Son como una caja de cerillas. Cuadrados, puntiagudos. Zumban como las cigarras en verano, con un cabreo monumental. Son fuertes por fuera, extraños por dentro. A veces amargados y oscuros. También robustos. Son como el hierro, que absorbe bien los golpes. Así son Slava, Misha y Lera. Como los icónicos Lada, son jóvenes y viejos al mismo tiempo. Aguantan el paso del tiempo, pero con escozor. Porque les han robado el futuro. Están en desuso.
Estos tres jóvenes son hijos de Togliatti, viejo símbolo del orgullo socialista. Una pequeña ciudad en la riba del Volga que fue escogida para construir la fábrica de coches mayor de la URSS, hecho que la modificó radicalmente.
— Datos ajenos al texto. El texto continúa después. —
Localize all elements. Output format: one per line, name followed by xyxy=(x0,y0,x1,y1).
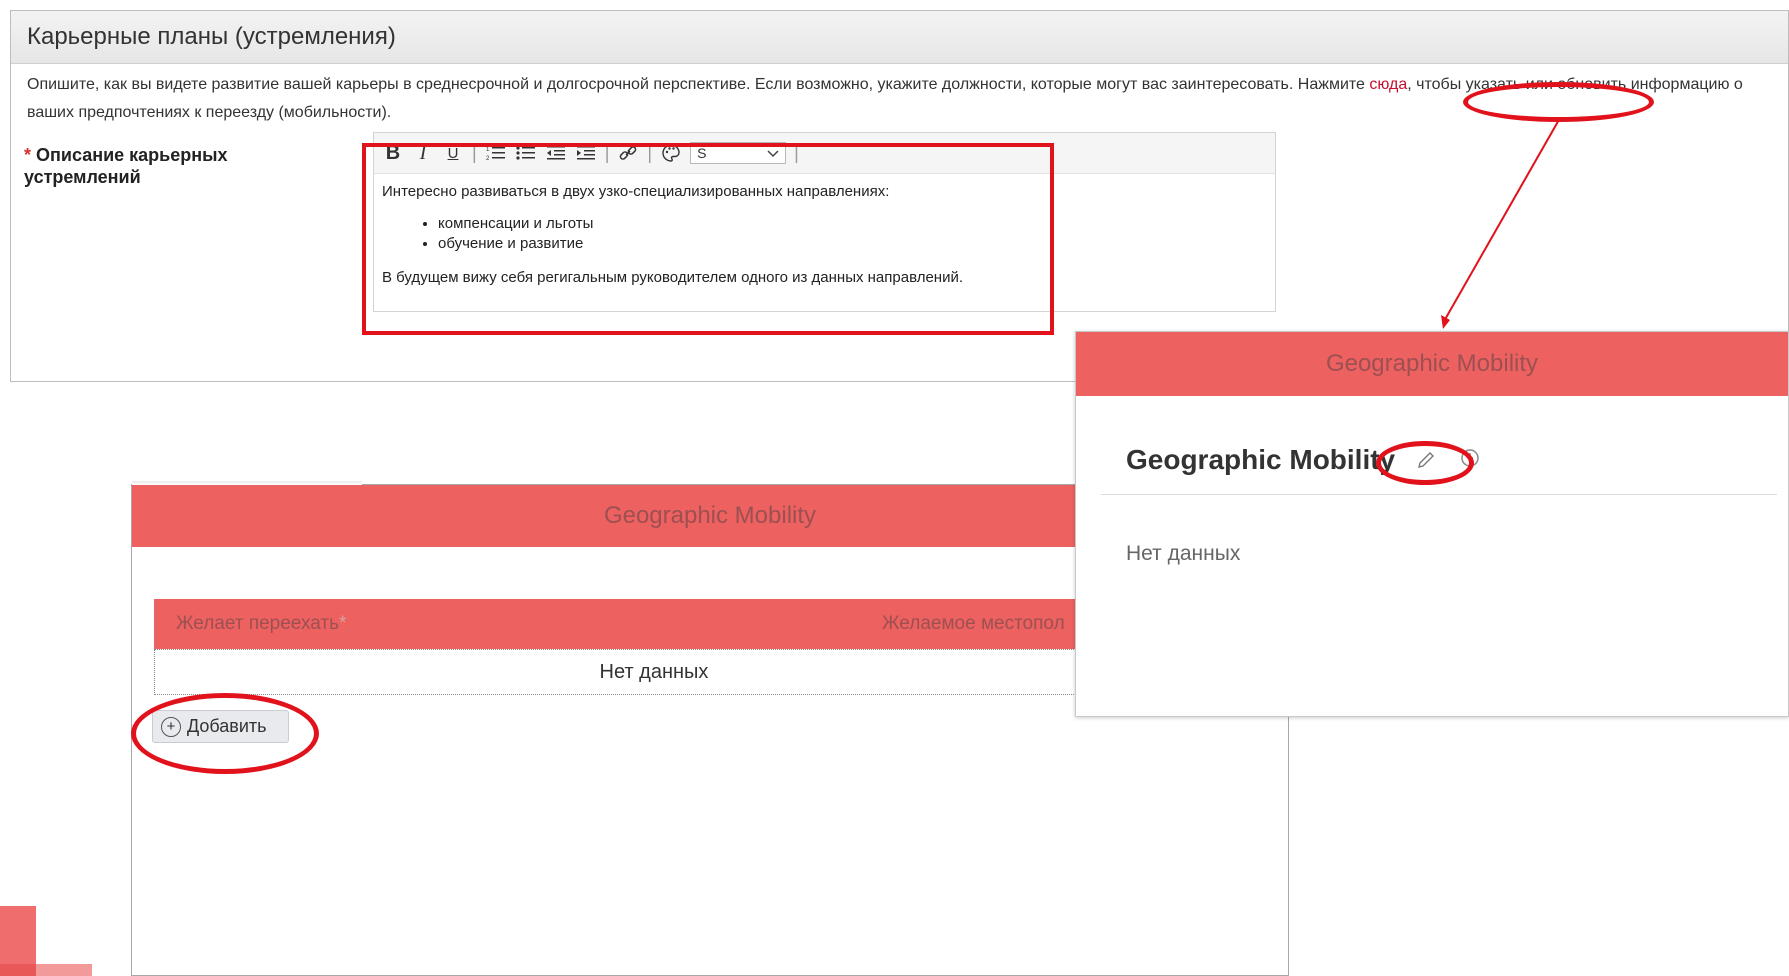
editor-toolbar: B I U | 12 | | S | xyxy=(374,133,1275,174)
bulleted-list-icon[interactable] xyxy=(515,141,537,165)
editor-outro: В будущем вижу себя регигальным руководи… xyxy=(382,269,964,286)
toolbar-separator: | xyxy=(794,142,799,163)
brand-logo xyxy=(0,906,92,976)
career-panel-title: Карьерные планы (устремления) xyxy=(11,11,1788,64)
bold-button[interactable]: B xyxy=(382,141,404,165)
history-icon[interactable] xyxy=(1459,447,1481,475)
mobility-section-title: Geographic Mobility xyxy=(1126,444,1396,475)
editor-intro: Интересно развиваться в двух узко-специа… xyxy=(382,183,890,200)
underline-button[interactable]: U xyxy=(442,141,464,165)
column-header-location: Желаемое местопол xyxy=(882,613,1065,634)
numbered-list-icon[interactable]: 12 xyxy=(485,141,507,165)
list-item: компенсации и льготы xyxy=(438,214,1267,234)
divider xyxy=(132,481,362,485)
toolbar-separator: | xyxy=(604,142,610,163)
rich-text-editor[interactable]: B I U | 12 | | S | Интересно развиваться… xyxy=(373,132,1276,312)
no-data-text: Нет данных xyxy=(599,660,709,683)
indent-icon[interactable] xyxy=(575,141,597,165)
career-aspirations-label-text: Описание карьерных устремлений xyxy=(24,145,228,187)
palette-icon[interactable] xyxy=(660,141,682,165)
column-header-relocate: Желает переехать* xyxy=(176,613,346,635)
font-select-value: S xyxy=(697,145,707,161)
font-select[interactable]: S xyxy=(690,142,787,164)
mobility-view-dialog: Geographic Mobility Geographic Mobility … xyxy=(1075,331,1789,717)
career-description: Опишите, как вы видете развитие вашей ка… xyxy=(27,71,1747,127)
pencil-icon[interactable] xyxy=(1416,450,1436,476)
add-button[interactable]: + Добавить xyxy=(152,710,289,743)
table-row: Нет данных xyxy=(154,649,1154,695)
required-marker: * xyxy=(24,145,32,165)
svg-text:1: 1 xyxy=(486,147,490,153)
editor-bullet-list: компенсации и льготы обучение и развитие xyxy=(382,214,1267,254)
editor-content[interactable]: Интересно развиваться в двух узко-специа… xyxy=(374,174,1275,308)
italic-button[interactable]: I xyxy=(412,141,434,165)
svg-text:2: 2 xyxy=(486,156,490,162)
table-header: Желает переехать* Желаемое местопол xyxy=(154,599,1154,649)
mobility-link[interactable]: сюда xyxy=(1369,76,1407,93)
dialog-header: Geographic Mobility xyxy=(1076,332,1788,396)
toolbar-separator: | xyxy=(472,142,477,163)
career-description-text-1: Опишите, как вы видете развитие вашей ка… xyxy=(27,76,1370,93)
toolbar-separator: | xyxy=(647,142,653,163)
career-aspirations-label: * Описание карьерных устремлений xyxy=(24,144,284,188)
column-header-relocate-label: Желает переехать xyxy=(176,613,339,634)
divider xyxy=(1101,494,1777,495)
list-item: обучение и развитие xyxy=(438,234,1267,254)
link-icon[interactable] xyxy=(617,141,639,165)
add-button-label: Добавить xyxy=(187,716,267,736)
outdent-icon[interactable] xyxy=(545,141,567,165)
no-data-text: Нет данных xyxy=(1126,542,1241,565)
required-marker: * xyxy=(339,613,347,634)
plus-circle-icon: + xyxy=(161,716,181,737)
chevron-down-icon xyxy=(767,145,779,161)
Paradigma de progreso y bienestar en los años sesenta, hoy día es el Detroit ruso; la ciudad más pobre del país con la tasa de paro juvenil más elevada. Un lugar donde las oportunidades son propaganda, donde la huida es ley y donde el entretenimiento es reivindicativo. En este paraje desolado, los jóvenes –y su Lada- han creado el "Boyevaya Klassika", un movimiento que rescata los antiguos coches de la fábrica de la ciudad para transformarlos en velocidad, rabia y evasión. Así lo refleja Tolyatti Adrift (2022), un documental que después de pasar por el Festival de Málaga o el DocsBarcelona, ahora descansa en la plataforma 3Cat.
El frío por el futuro corre por los huesos
Es muy extraño que ver jóvenes rusos derrapando sobre el hielo con cacharros de lata, cutres y aboyados furibundamente, no haga sentir sensación de universo paralelo. No he visto prácticamente nieve en la vida. No he conducido ningún Lada. Ni siquiera sé dónde está Tolyatti. Pero la cámara de Laura Sisteró, a pesar de ser su primer largo documental (ahora trabaja en Els dies iguals con participación de MTINES y un thriller en producción, Gran silencio), se lleva un trozo de presente, el día a día absurdo, ofuscado, divertido, de unos chicos que podrían ser del barrio, de cualquier barrio. Una mirada etnográfica pero, sobre todo, emocional.
No quiere hacer de un lugar blanco como el fondo del ojo, espectacular de por sí, un espacio exótico. La historia ya traviste distopía, videojuego, el trabajo de la documentalista ha sido no convertir lo que es extraordinario en abuso cinematográfico
Quizás por este motivo la cineasta decidió que valía la pena ir a rodar a tantos kilómetros lejos de casa. Porque la peste de gasolina refinada y las escenas sobre el no future son exactamente iguales aquí y en el último lugar del planeta donde el capitalismo prometió prosperidad y el intento quedó –en el mejor de los casos– a medias. El documental remite al espíritu de El año de descubrimiento (2020), aquella bestialidad de Luis López Carrasco que repasa la precariedad y las feroces protestas en Cartagena como resultado de la política de desindustrialización hace unos años en el sur de España. Eso sí, el filme de la catalana lo hace en menos de la mitad de metraje y con un cuidado máximo para priorizar el gesto, la acción, la vida.
El frío por el futuro corre por los huesos; hace tiempo que los hay que se sienten muertos en vida. Hay bastante con comprobar el hielo, que no se parta, y drift (derrapar)
No quiere hacer de un lugar blanco como el fondo del ojo, espectacular de por sí, un espacio exótico. La historia ya traviste distopía, videojuego, el trabajo de la documentalista ha sido no convertir lo que es extraordinario en abuso cinematográfico. Con cuidado y verdad. Y un trabajo ingente, se entiende, para conseguir la complicidad que permite escenas tan inmersivas como la de la entrevista final. Un lujo de la cotidianidad, acompañada por la electrónica de Josep Comas, minimalista, de sonidos arrugados o más rock, efectista a tramos –se agradece–, compañera de la tensión. No hace más falta. El frío por el futuro corre por los huesos; hace tiempo que los hay que se sienten muertos en vida. Hay bastante con comprobar el hielo, que no se parta, y drift (derrapar).